Apr 02

Call for Refund On Phone Service Excise Taxes

You talk on the telephone, right? You can now claim a one-time deduction for those of you who paid taxes on landline, wireless or Internet phone services.

Credit this tip to Black Enterprise magazine, which is where we first read about this one-time tax refund for previously collected federal excise taxes on long-distance or bundled phone service. The refund is due because of a federal court decision that successfully challenged these excise taxes on long-distance calls, as well as taxes on plans that do not differentiate between long-distance and local calls.

According to the IRS this refund will be the most far-reaching in IRS history: more than 160 million filers may request it.

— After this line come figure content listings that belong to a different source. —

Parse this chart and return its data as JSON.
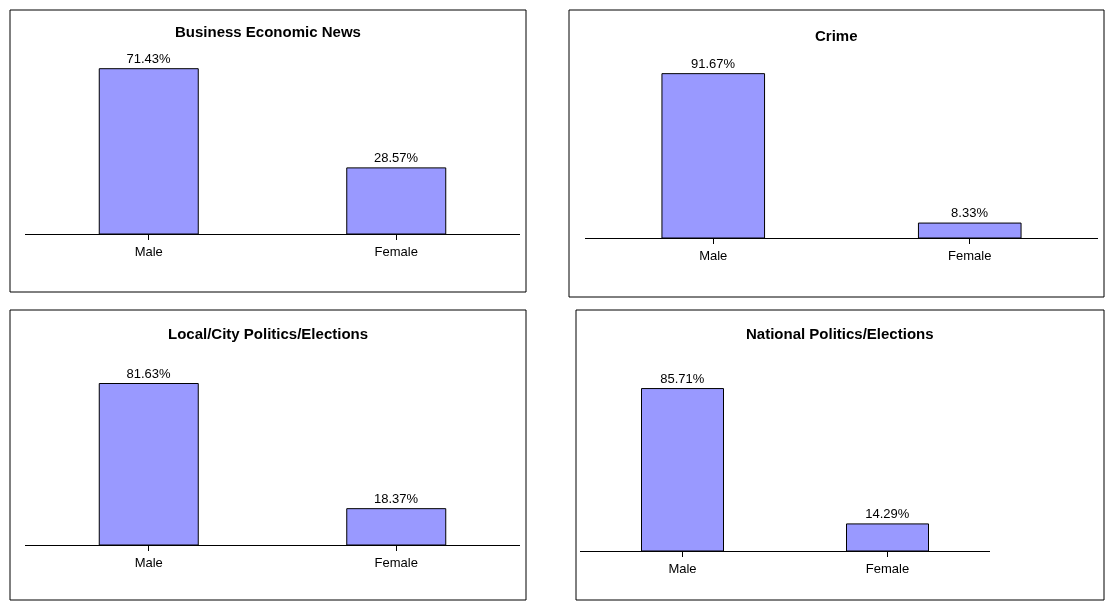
{
  "chart_data": [
    {
      "type": "bar",
      "title": "Business Economic News",
      "categories": [
        "Male",
        "Female"
      ],
      "values": [
        71.43,
        28.57
      ],
      "value_labels": [
        "71.43%",
        "28.57%"
      ],
      "color": "#9999ff"
    },
    {
      "type": "bar",
      "title": "Crime",
      "categories": [
        "Male",
        "Female"
      ],
      "values": [
        91.67,
        8.33
      ],
      "value_labels": [
        "91.67%",
        "8.33%"
      ],
      "color": "#9999ff"
    },
    {
      "type": "bar",
      "title": "Local/City Politics/Elections",
      "categories": [
        "Male",
        "Female"
      ],
      "values": [
        81.63,
        18.37
      ],
      "value_labels": [
        "81.63%",
        "18.37%"
      ],
      "color": "#9999ff"
    },
    {
      "type": "bar",
      "title": "National Politics/Elections",
      "categories": [
        "Male",
        "Female"
      ],
      "values": [
        85.71,
        14.29
      ],
      "value_labels": [
        "85.71%",
        "14.29%"
      ],
      "color": "#9999ff"
    }
  ]
}
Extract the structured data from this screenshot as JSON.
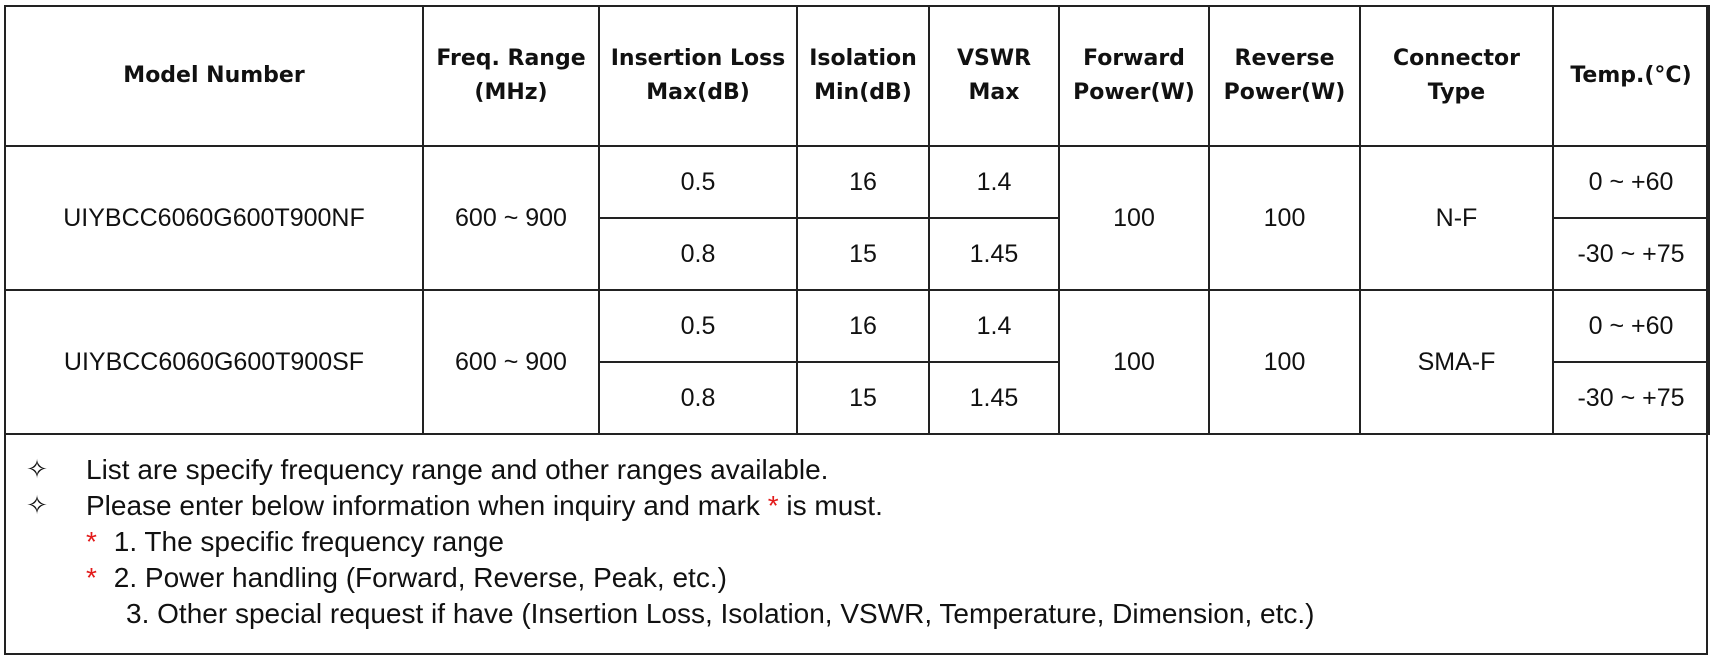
{
  "table": {
    "headers": [
      [
        "Model Number"
      ],
      [
        "Freq. Range",
        "(MHz)"
      ],
      [
        "Insertion Loss",
        "Max(dB)"
      ],
      [
        "Isolation",
        "Min(dB)"
      ],
      [
        "VSWR",
        "Max"
      ],
      [
        "Forward",
        "Power(W)"
      ],
      [
        "Reverse",
        "Power(W)"
      ],
      [
        "Connector",
        "Type"
      ],
      [
        "Temp.(°C)"
      ]
    ],
    "rows": [
      {
        "model": "UIYBCC6060G600T900NF",
        "freq": "600 ~ 900",
        "sub": [
          {
            "il": "0.5",
            "iso": "16",
            "vswr": "1.4",
            "temp": "0 ~ +60"
          },
          {
            "il": "0.8",
            "iso": "15",
            "vswr": "1.45",
            "temp": "-30 ~ +75"
          }
        ],
        "fwd": "100",
        "rev": "100",
        "connector": "N-F"
      },
      {
        "model": "UIYBCC6060G600T900SF",
        "freq": "600 ~ 900",
        "sub": [
          {
            "il": "0.5",
            "iso": "16",
            "vswr": "1.4",
            "temp": "0 ~ +60"
          },
          {
            "il": "0.8",
            "iso": "15",
            "vswr": "1.45",
            "temp": "-30 ~ +75"
          }
        ],
        "fwd": "100",
        "rev": "100",
        "connector": "SMA-F"
      }
    ]
  },
  "notes": {
    "bullet_glyph": "✧",
    "line1": "List are specify frequency range and other ranges available.",
    "line2_pre": "Please enter below information when inquiry and mark ",
    "line2_star": "*",
    "line2_post": " is must.",
    "items": [
      {
        "star": "*",
        "text": " 1. The specific frequency range"
      },
      {
        "star": "*",
        "text": " 2. Power handling (Forward, Reverse, Peak, etc.)"
      },
      {
        "star": "",
        "text": "3. Other special request if have (Insertion Loss, Isolation, VSWR, Temperature, Dimension, etc.)"
      }
    ],
    "star_color": "#e31b1b"
  }
}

You have a choice, according to the IRS. You can take a standard refund amount of between $30 and $60, depending on the total number of exemptions claimed on your 2006 tax return. That eliminates the need to locate old phone bills. Or you can locate your bills and use the actual amount.

Even if you don't need to file a return, you can still claim the refund by attaching a Form 8913 to Form 1040EZ-T.

The IRS is already worrying about the potential for fraud, and has all sorts of tips to avoid getting ripped off. Don't believe people who try to convince you that the IRS will refund your entire phone bill. The refund is one-time only, and just for this specific excise tax on long-distance services. The IRS website has lots of links to specific forms and additional details.

Comments

  • You are correct. It is a refund.

    Apr 03
  • Dear sir or madam,

    I read the article on Refund for tax services. The article describes a "deduction" of $30 or $60. Technically speaking I think it is a credit (which is different than a deduction. A deduction may reduces taxable income to which a tax rate is applied. So if someone is in the 25% tax bracket, a deduction of $60 only yields them $60. However a credit is a dollar for dollar reduction and you get the full benefit of $60.

    Another important distinction is the deductions may not reduce your taxable income below zero. Therefore if you income is very low and your deductions are high, you may get NO BENEFIT. The credit is refundable - EVEN IF you paid no taxes during the year.